Many expected the insurance exchanges established under the Affordable Care Act would reduce the number of uninsured patients community health clinics see. The opposite happened.
Nurse practitioner Martha Brinsko helps a lot of patients manage their diabetes at the Charlotte Community Health Clinic in North Carolina.
“Most mornings when you check your sugar, what would you say kind of the average is?” Brinsko asked patient Diana Coble.
Coble hesitated before explaining she ran out of the supplies she needs to check her blood sugar levels, and she didn’t have the gas money to get back to the clinic sooner. Brinsko helped Coble stock up again.
“If you need to get more than one box, get more than one box,” Brinsko said. “But you need to check them every morning so that we can adjust things.”
Coble, who is unemployed, lives with her sister and can’t afford insurance even now that the health law is in place, relies on the clinic for health care.
“They do a great job with everything,” Coble said. “I couldn’t do without them.”
Nancy Hudson was the clinic’s director as Obamacare rolled out and now consults for the clinic. She expected the insurance exchange, or marketplace, established under the Affordable Care Act would reduce the number of uninsured patients the clinic sees. The opposite happened, she says.
“What we found within our patient population and within the community is that a lot of the advertisement and information about the marketplace brought people [in who] didn’t know anything about free clinics and did not qualify for any of the programs within the ACA marketplace,” Hudson says.
And now they get free or low-cost care at the clinic, which is designated by the government at an FQHC, or federally qualified health center.

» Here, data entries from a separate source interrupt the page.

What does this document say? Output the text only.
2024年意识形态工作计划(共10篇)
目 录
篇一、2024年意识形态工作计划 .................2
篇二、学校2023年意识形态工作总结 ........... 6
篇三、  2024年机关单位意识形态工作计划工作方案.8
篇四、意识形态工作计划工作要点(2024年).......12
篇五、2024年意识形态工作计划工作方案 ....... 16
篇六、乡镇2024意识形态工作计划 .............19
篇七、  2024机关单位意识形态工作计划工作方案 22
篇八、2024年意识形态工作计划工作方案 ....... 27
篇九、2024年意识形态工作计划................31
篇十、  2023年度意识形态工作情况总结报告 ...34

The health law was designed to cover the poorest people by expanding Medicaid, the federal-state program for low-income people. But the Supreme Court made that optional. The result in states that didn’t expand Medicaid is a gap, where some people make too much money to qualify for Medicaid but not enough to qualify for insurance subsidies. In North Carolina, about 319,000 people, like Coble, fall into the Medicaid gap.
“Over half of the people that we see would’ve been eligible for Medicaid expansion had the state elected to exercise that option,” says Ben Money is president of the association that represents North Carolina’s community health centers.
North Carolina is among the 21 states, including many in the South, that are currently saying no to Medicaid expansion. Louisiana is another.
Dr. Gary Wiltz, the CEO of 10 community health centers in the southwestern part of Louisiana, says demand has surged. “We’ve gone from 10,000 patients to 20,000 in the last 6 or 7 years, so we’ve doubled,” he says.
Wiltz says other things are at play, too. The economic recovery hasn’t reached many of the poorest people, and some who do qualify for Obamacare subsidies say their options are still too expensive.
“The need keeps increasing, and I think that’s reflected throughout all the states,” he says.
Wiltz, who also heads the board of directors for the National Association of Community Health Centers, says clinics are packed even in states that expanded Medicaid. After all, most of the clinics treat Medicaid patients too.
The Charlotte clinic’s Nancy Hudson says there’s another part of the health law helping fuel the growth: additional funding for community health centers.
Hudson found out last week her clinic is getting about $700,000 to expand in partnership with Goodwill.
“Many of their clients did not have any access to health care,” she says. “They can’t train and sustain a job if they don’t have the basic needs taken care of, and health care is one of them.”
Nationwide, the federal government estimates its latest round of funding will lead to about 650,000 people getting better access to health care.